How can inhibiting pyrimidine biosynthesis help fight Ebola?

Scientists found that inhibiting pyrimidine biosynthesis can stop Ebola virus from replicating. They used compounds such as SW835 and brequinar, which target the DHODH enzyme, a key component in the pyrimidine biosynthesis pathway. This inhibition reduced viral replication in the lab and stimulated the body's defenses by triggering the expression of interferon-stimulated genes (ISGs).

Why is inhibiting pyrimidine biosynthesis a significant approach against Ebola?

The significance of inhibiting pyrimidine biosynthesis lies in its potential to provide a dual action against Ebola. By simultaneously hindering viral replication and boosting the body's immune responses, the approach offers an advantage over traditional treatments that might only target one aspect. This dual action is particularly important because Ebola has mechanisms to suppress the immune system.

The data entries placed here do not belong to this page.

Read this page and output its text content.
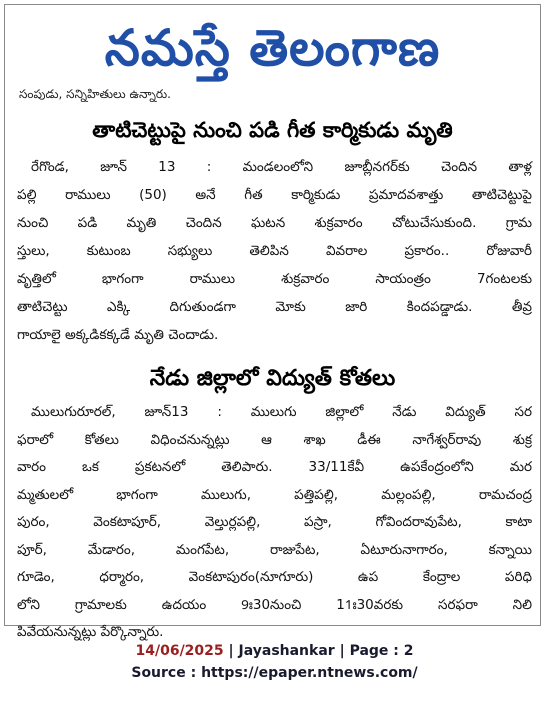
నమస్తే తెలంగాణ
సంపుడు, సన్నిహితులు ఉన్నారు.
తాటిచెట్టుపై నుంచి పడి గీత కార్మికుడు మృతి
రేగొండ, జూన్ 13 : మండలంలోని జూబ్లీనగర్‌కు చెందిన తాళ్ల
పల్లి రాములు (50) అనే గీత కార్మికుడు ప్రమాదవశాత్తు తాటిచెట్టుపై
నుంచి పడి మృతి చెందిన ఘటన శుక్రవారం చోటుచేసుకుంది. గ్రామ
స్తులు, కుటుంబ సభ్యులు తెలిపిన వివరాల ప్రకారం.. రోజువారీ
వృత్తిలో భాగంగా రాములు శుక్రవారం సాయంత్రం 7గంటలకు
తాటిచెట్టు ఎక్కి దిగుతుండగా మోకు జారి కిందపడ్డాడు. తీవ్ర
గాయాలై అక్కడికక్కడే మృతి చెందాడు.
నేడు జిల్లాలో విద్యుత్ కోతలు
ములుగురూరల్, జూన్13 : ములుగు జిల్లాలో నేడు విద్యుత్ సర
ఫరాలో కోతలు విధించనున్నట్లు ఆ శాఖ డీఈ నాగేశ్వర్‌రావు శుక్ర
వారం ఒక ప్రకటనలో తెలిపారు. 33/11కేవీ ఉపకేంద్రంలోని మర
మ్మతులలో భాగంగా ములుగు, పత్తిపల్లి, మల్లంపల్లి, రామచంద్ర
పురం, వెంకటాపూర్, వెల్తుర్లపల్లి, పస్రా, గోవిందరావుపేట, కాటా
పూర్, మేడారం, మంగపేట, రాజుపేట, ఏటూరునాగారం, కన్నాయి
గూడెం, ధర్మారం, వెంకటాపురం(నూగూరు) ఉప కేంద్రాల పరిధి
లోని గ్రామాలకు ఉదయం 9ః30నుంచి 11ః30వరకు సరఫరా నిలి
పివేయనున్నట్లు పేర్కొన్నారు.
14/06/2025 | Jayashankar | Page : 2
Source : https://epaper.ntnews.com/
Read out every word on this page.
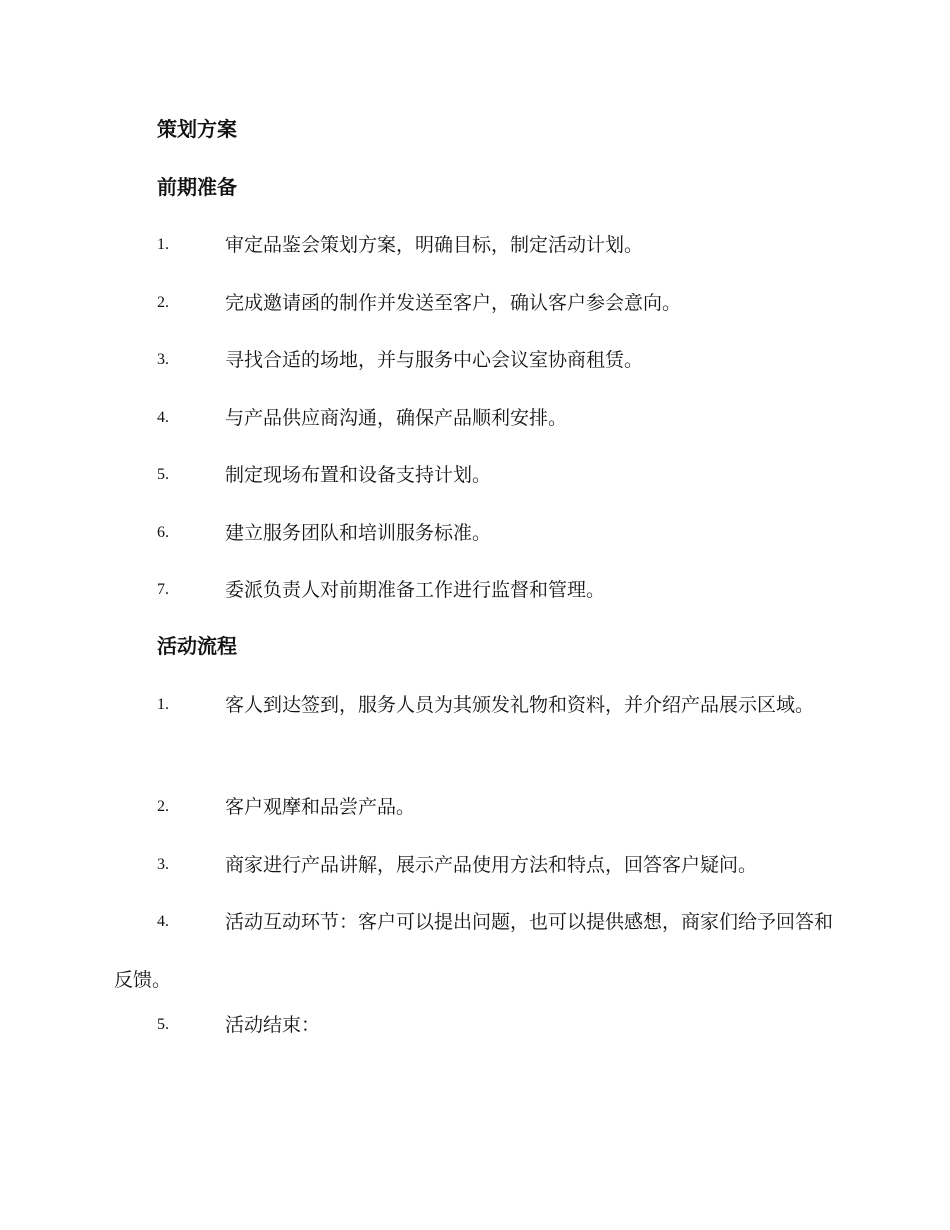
策划方案
前期准备
1.	审定品鉴会策划方案，明确目标，制定活动计划。
2.	完成邀请函的制作并发送至客户，确认客户参会意向。
3.	寻找合适的场地，并与服务中心会议室协商租赁。
4.	与产品供应商沟通，确保产品顺利安排。
5.	制定现场布置和设备支持计划。
6.	建立服务团队和培训服务标准。
7.	委派负责人对前期准备工作进行监督和管理。
活动流程
1.	客人到达签到，服务人员为其颁发礼物和资料，并介绍产品展示区域。
2.	客户观摩和品尝产品。
3.	商家进行产品讲解，展示产品使用方法和特点，回答客户疑问。
4.	活动互动环节：客户可以提出问题，也可以提供感想，商家们给予回答和反馈。
5.	活动结束：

What specific process or mechanism did the researchers target to combat Ebola, and how did they do it?

The research targeted the enzyme dihydroorotate dehydrogenase (DHODH), which is vital in pyrimidine biosynthesis. The scientists used SW835 and brequinar, which are DHODH inhibitors. By using these compounds, they successfully disrupted the viral replication process and activated the body's innate immune responses, offering a potential new approach to fighting the virus.

What additional benefit was observed when pyrimidine biosynthesis was inhibited in the context of Ebola?

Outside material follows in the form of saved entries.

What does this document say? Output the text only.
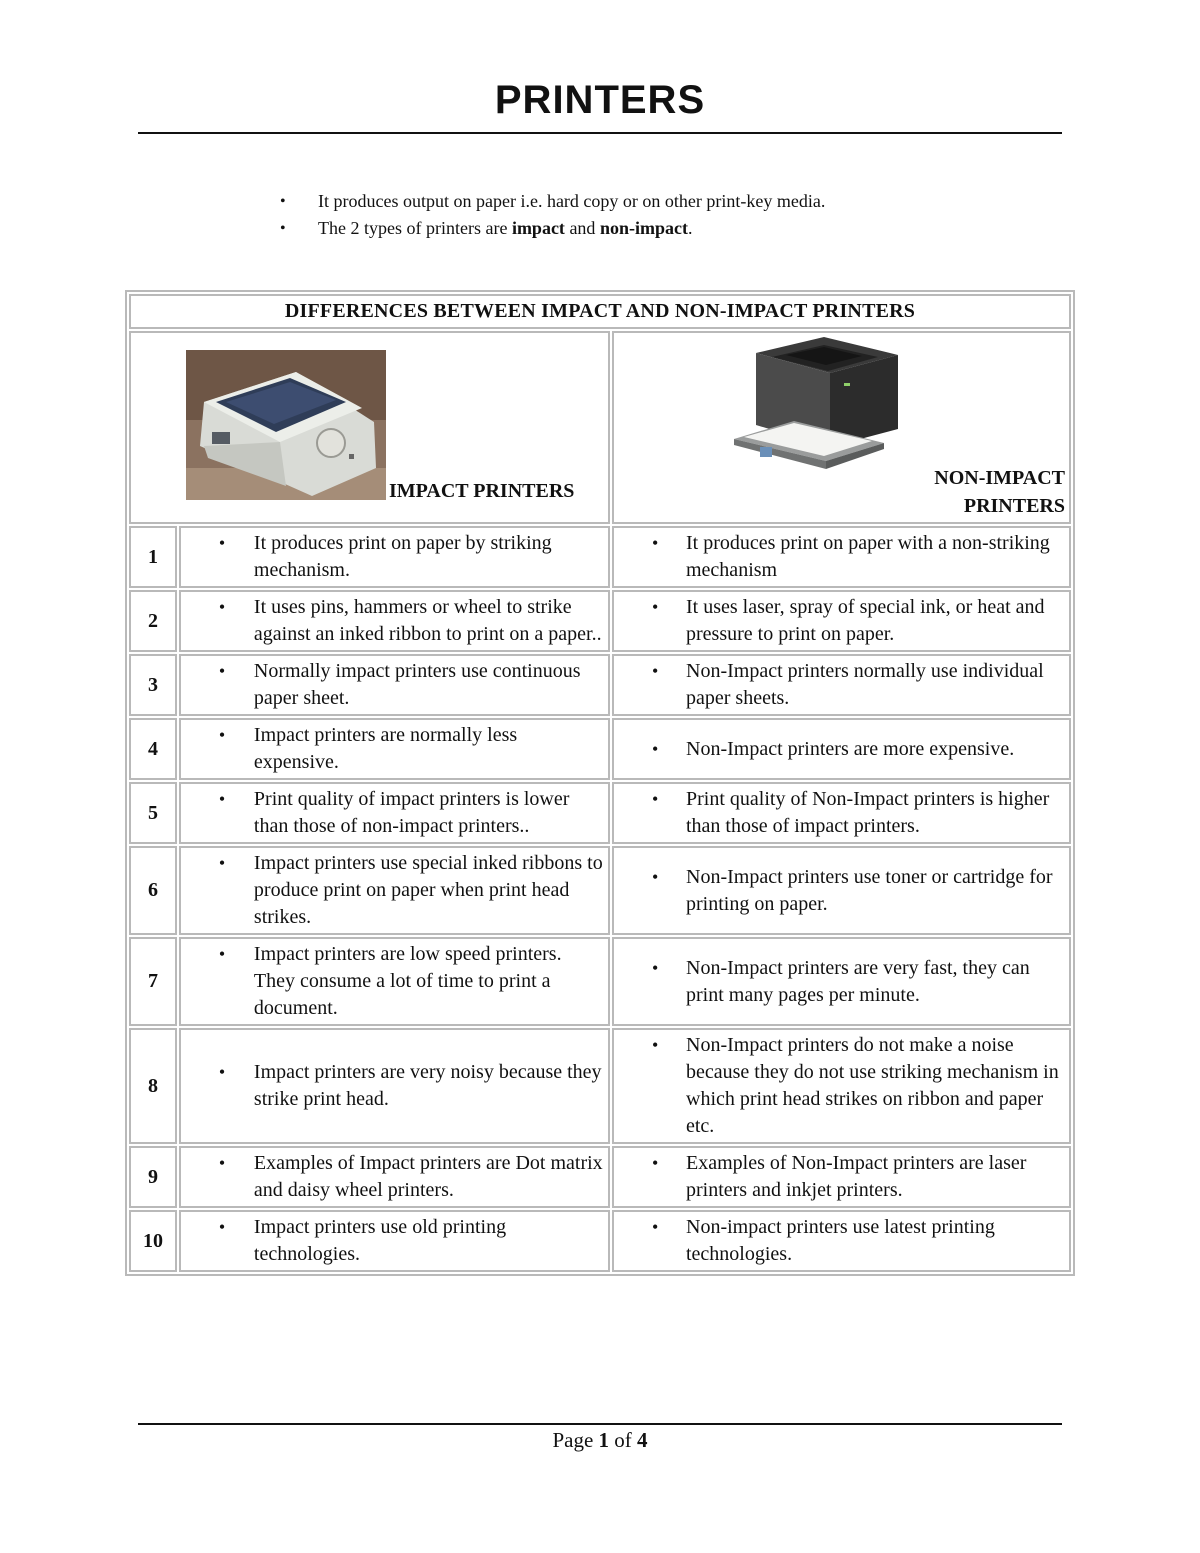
PRINTERS
• It produces output on paper i.e. hard copy or on other print-key media.
• The 2 types of printers are impact and non-impact.
DIFFERENCES BETWEEN IMPACT AND NON-IMPACT PRINTERS		

IMPACT PRINTERS		NON-IMPACT
PRINTERS

1	• It produces print on paper by striking mechanism.	• It produces print on paper with a non-striking mechanism

2	• It uses pins, hammers or wheel to strike against an inked ribbon to print on a paper..	• It uses laser, spray of special ink, or heat and pressure to print on paper.

3	• Normally impact printers use continuous paper sheet.	• Non-Impact printers normally use individual paper sheets.

4	• Impact printers are normally less expensive.	• Non-Impact printers are more expensive.

5	• Print quality of impact printers is lower than those of non-impact printers..	• Print quality of Non-Impact printers is higher than those of impact printers.

6	• Impact printers use special inked ribbons to produce print on paper when print head strikes.	• Non-Impact printers use toner or cartridge for printing on paper.

7	• Impact printers are low speed printers. They consume a lot of time to print a document.	• Non-Impact printers are very fast, they can print many pages per minute.

8	• Impact printers are very noisy because they strike print head.	• Non-Impact printers do not make a noise because they do not use striking mechanism in which print head strikes on ribbon and paper etc.

9	• Examples of Impact printers are Dot matrix and daisy wheel printers.	• Examples of Non-Impact printers are laser printers and inkjet printers.

10	• Impact printers use old printing technologies.	• Non-impact printers use latest printing technologies.
Page 1 of 4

The research uncovered that in addition to inhibiting the viral replication, the compounds also trigger the expression of interferon-stimulated genes (ISGs). Furthermore, ATM and IRF1, are crucial for DNA's well being against these inhibitions. ISGs are key in fighting off viral infections. This dual action of impairing viral replication and activating immune responses signifies a major step forward in developing new antiviral therapies against Ebola, and potentially other viral diseases.